Zugang zu politischen Entscheidungsträgern

"Kanzleien, Zeitungen - wenn Sie an etwas Interessantem arbeiten, gehen Sie davon aus, dass sie gehackt wurden", sagt James Lewis, Cyber-Experte am Zentrum für Strategie und Internationale Studien in Washington der Washington Post. Journalisten und Institutionen wie NGOs seien besonders häufig Opfer von Cyber-Attacken, da sie Zugang zu politischen Entscheidungsträgern haben und die öffentliche Meinung repräsentieren. Die chinesischen Offiziellen gingen davon aus, dass ihre Arbeit in Wirklichkeit von der Regierung gelenkt wird - wie es in China der Fall ist - und erhoffen sich daher Rückschlüsse auf Entscheidungen und Verhaltensmuster aus Washington.

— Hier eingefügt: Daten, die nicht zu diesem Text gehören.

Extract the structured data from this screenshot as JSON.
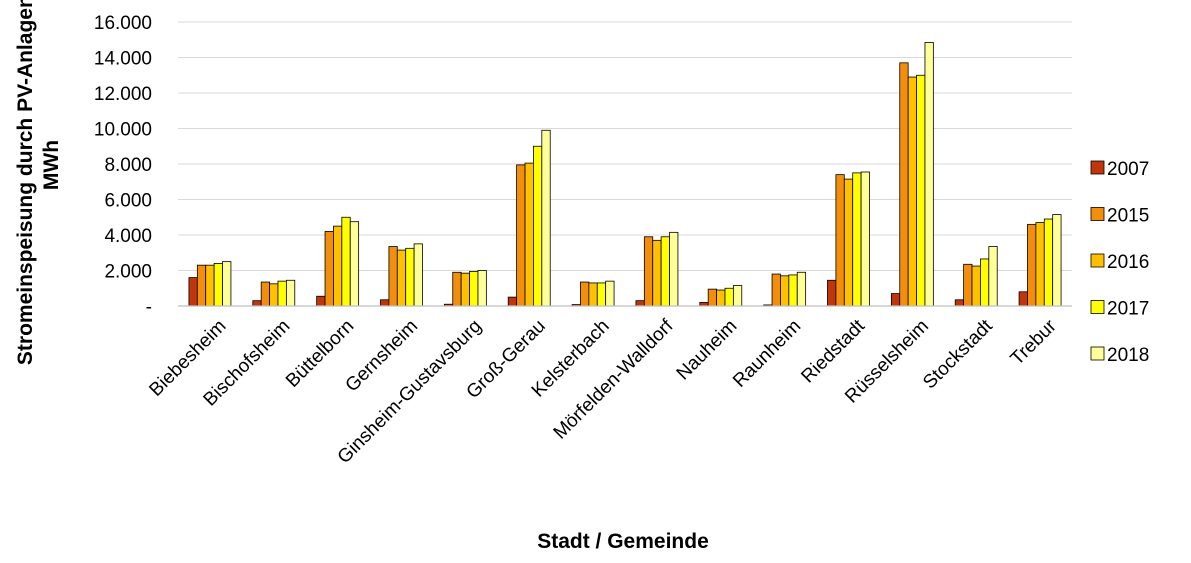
{
  "chart_data": {
    "type": "bar",
    "title": "",
    "xlabel": "Stadt / Gemeinde",
    "ylabel_lines": [
      "Stromeinspeisung durch PV-Anlagen in",
      "MWh"
    ],
    "ylim": [
      0,
      16000
    ],
    "y_ticks": [
      0,
      2000,
      4000,
      6000,
      8000,
      10000,
      12000,
      14000,
      16000
    ],
    "y_tick_labels": [
      "-",
      "2.000",
      "4.000",
      "6.000",
      "8.000",
      "10.000",
      "12.000",
      "14.000",
      "16.000"
    ],
    "grid": true,
    "legend_position": "right",
    "categories": [
      "Biebesheim",
      "Bischofsheim",
      "Büttelborn",
      "Gernsheim",
      "Ginsheim-Gustavsburg",
      "Groß-Gerau",
      "Kelsterbach",
      "Mörfelden-Walldorf",
      "Nauheim",
      "Raunheim",
      "Riedstadt",
      "Rüsselsheim",
      "Stockstadt",
      "Trebur"
    ],
    "series": [
      {
        "name": "2007",
        "color": "#C0360A",
        "values": [
          1600,
          300,
          550,
          350,
          100,
          500,
          80,
          300,
          200,
          60,
          1450,
          700,
          350,
          800
        ]
      },
      {
        "name": "2015",
        "color": "#F28E0C",
        "values": [
          2300,
          1350,
          4200,
          3350,
          1900,
          7950,
          1350,
          3900,
          950,
          1800,
          7400,
          13700,
          2350,
          4600
        ]
      },
      {
        "name": "2016",
        "color": "#FFC000",
        "values": [
          2300,
          1250,
          4500,
          3150,
          1850,
          8050,
          1300,
          3700,
          900,
          1700,
          7150,
          12900,
          2250,
          4700
        ]
      },
      {
        "name": "2017",
        "color": "#FFFF00",
        "values": [
          2400,
          1400,
          5000,
          3250,
          1950,
          9000,
          1300,
          3900,
          1000,
          1750,
          7500,
          13000,
          2650,
          4900
        ]
      },
      {
        "name": "2018",
        "color": "#FFFF99",
        "values": [
          2500,
          1450,
          4750,
          3500,
          2000,
          9900,
          1400,
          4150,
          1150,
          1900,
          7550,
          14850,
          3350,
          5150
        ]
      }
    ]
  }
}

Laut Guardian haben US-Firmen allein im vergangenen Jahr durch Cyber-Spionage mehr als 300 Milliarden Dollar verloren, das meiste ginge auf Angriffe aus China zurück. Experten begrüßten nun den Plan des Weißen Hauses, mahnten aber gleichzeitig, dass noch mehr getan werden müsse.

China nicht direkt adressiert

Nach einer Welle spektakulärer Hacker-Attacken hatten US-Sicherheitsexperten erst am Dienstag schwere Vorwürfe gegen chinesische Behörden erhoben. In einem Bericht der US-Sicherheitsfirma Mandiant wird eine in Shanghai angesiedelte Spezialabteilung der chinesischen Armee beschuldigt, seit 2006 mehrere Hundert Tetrabytes Daten von 141 vorwiegend amerikanischen Organisationen und Unternehmen gestohlen oder attackiert zu haben. Die US-Regierung hat es bislang aber vermieden, chinesische Behörden direkt für Hacker-Angriffe verantwortlich zu machen. In dem Bericht des Weißen Hauses wird China 188 Mal genannt, Russland 45 Mal. Auch Indien wird erwähnt.